In a central Jewish ethical text, called Pirkei Avot, we are taught that mitzvahs (good deeds) lead to more mitzvahs. We are taught, directly afterward, that transgressions lead to more transgressions. In the same fashion, we know that for Israelis, Palestinians, and all humanity, violence leads to more violence.

The decades-long Israeli-Palestinian conflict cannot be resolved on the battlefield and cannot be managed without a political resolution. Israel’s policy of aggression in the Gaza strip and its creeping annexation in the West Bank are playing into Hamas’s hands by isolating Israel in the international community, arming extremists with more motivation and more support to use force, and undermining the credibility of those who seek peace. This is what Hamas wants, and giving Hamas what it wants will not make Israel safer.

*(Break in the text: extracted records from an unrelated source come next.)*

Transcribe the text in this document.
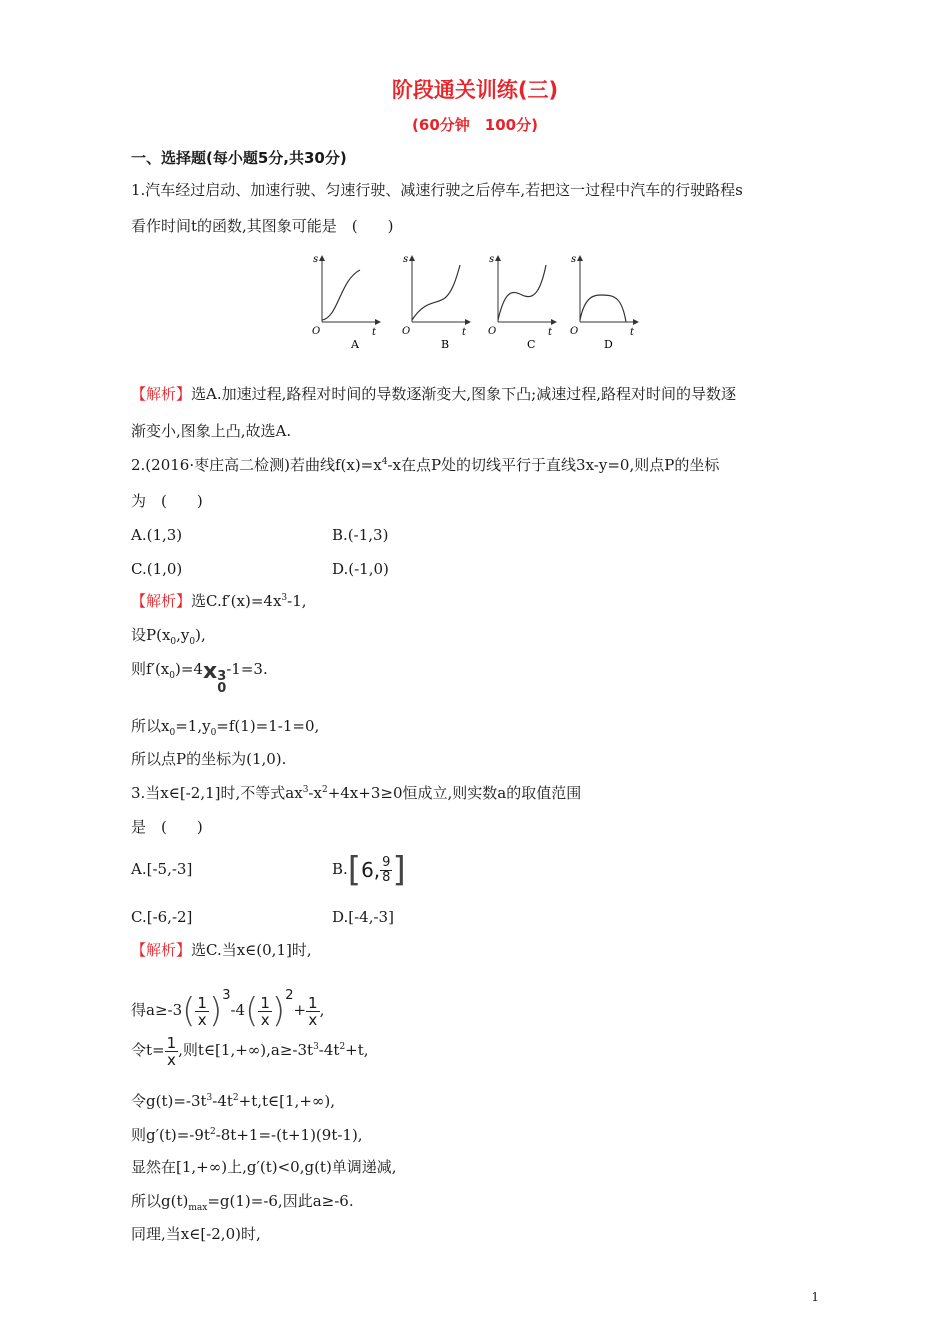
阶段通关训练(三)
(60分钟　100分)
一、选择题(每小题5分,共30分)
1.汽车经过启动、加速行驶、匀速行驶、减速行驶之后停车,若把这一过程中汽车的行驶路程s
看作时间t的函数,其图象可能是　(　　)
s
t
O
A
s
t
O
B
s
t
O
C
s
t
O
D
【解析】选A.加速过程,路程对时间的导数逐渐变大,图象下凸;减速过程,路程对时间的导数逐
渐变小,图象上凸,故选A.
2.(2016·枣庄高二检测)若曲线$f(x)=x^4-x$在点P处的切线平行于直线3x-y=0,则点P的坐标
为　(　　)
A.(1,3)	B.(-1,3)
C.(1,0)	D.(-1,0)
【解析】选$C.f'(x)=4x^3-1$,
设$P(x_0,y_0)$,
则$f'(x_0)=4x$ 3
0
-1=3.
所以$x_0=1,y_0=f(1)=1-1=0$,
所以点P的坐标为(1,0).
3.当x∈[-2,1]时,不等式$ax^3-x^2+4x+3\ge 0$恒成立,则实数a的取值范围
是　(　　)
A.[-5,-3]	B.[6, $\frac{9}{8}$ ]
C.[-6,-2]	D.[-4,-3]
【解析】选C.当x∈(0,1]时,
得$a\ge-3( \frac{1}{x} )3-4( \frac{1}{x} )2+ \frac{1}{x}$ ,
令$t= \frac{1}{x}$ ,则$t\in[1,+\infty),a\ge-3t^3-4t^2+t$,
令$g(t)=-3t^3-4t^2+t,t\in[1,+\infty)$,
则$g'(t)=-9t^2-8t+1=-(t+1)(9t-1)$,
显然在[1,+∞)上,g′(t)<0,g(t)单调递减,
所以$g(t)_{max}=g(1)=-6$,因此a≥-6.
同理,当x∈[-2,0)时,
1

This past Shabbat, Jews all around the world read a story from the Torah about Abraham’s famous argument with God. In the face of the destruction of Sodom and Gomorrah, Abraham argued vociferously and repeatedly that we must hold in our hearts those who are innocent, and that we must do absolutely everything in our power to prevent the needless loss of life. Abraham lost his argument with God, but his impassioned plea for human solidarity has served as a model for our people for millennia.


It is with this same spirit that we add our voices to the call for a halt to the military assault on Gaza.

Ruth Ben-Artzi is a Professor of Political Science at Providence College and a citizen of Israel. Rabbi Lex Rofeberg is a Senior Jewish Educator at Judaism Unbound and a resident of Providence. Rabbi Alan Flam is a resident of Barrington and a longtime leader in Rhode Island’s Jewish community.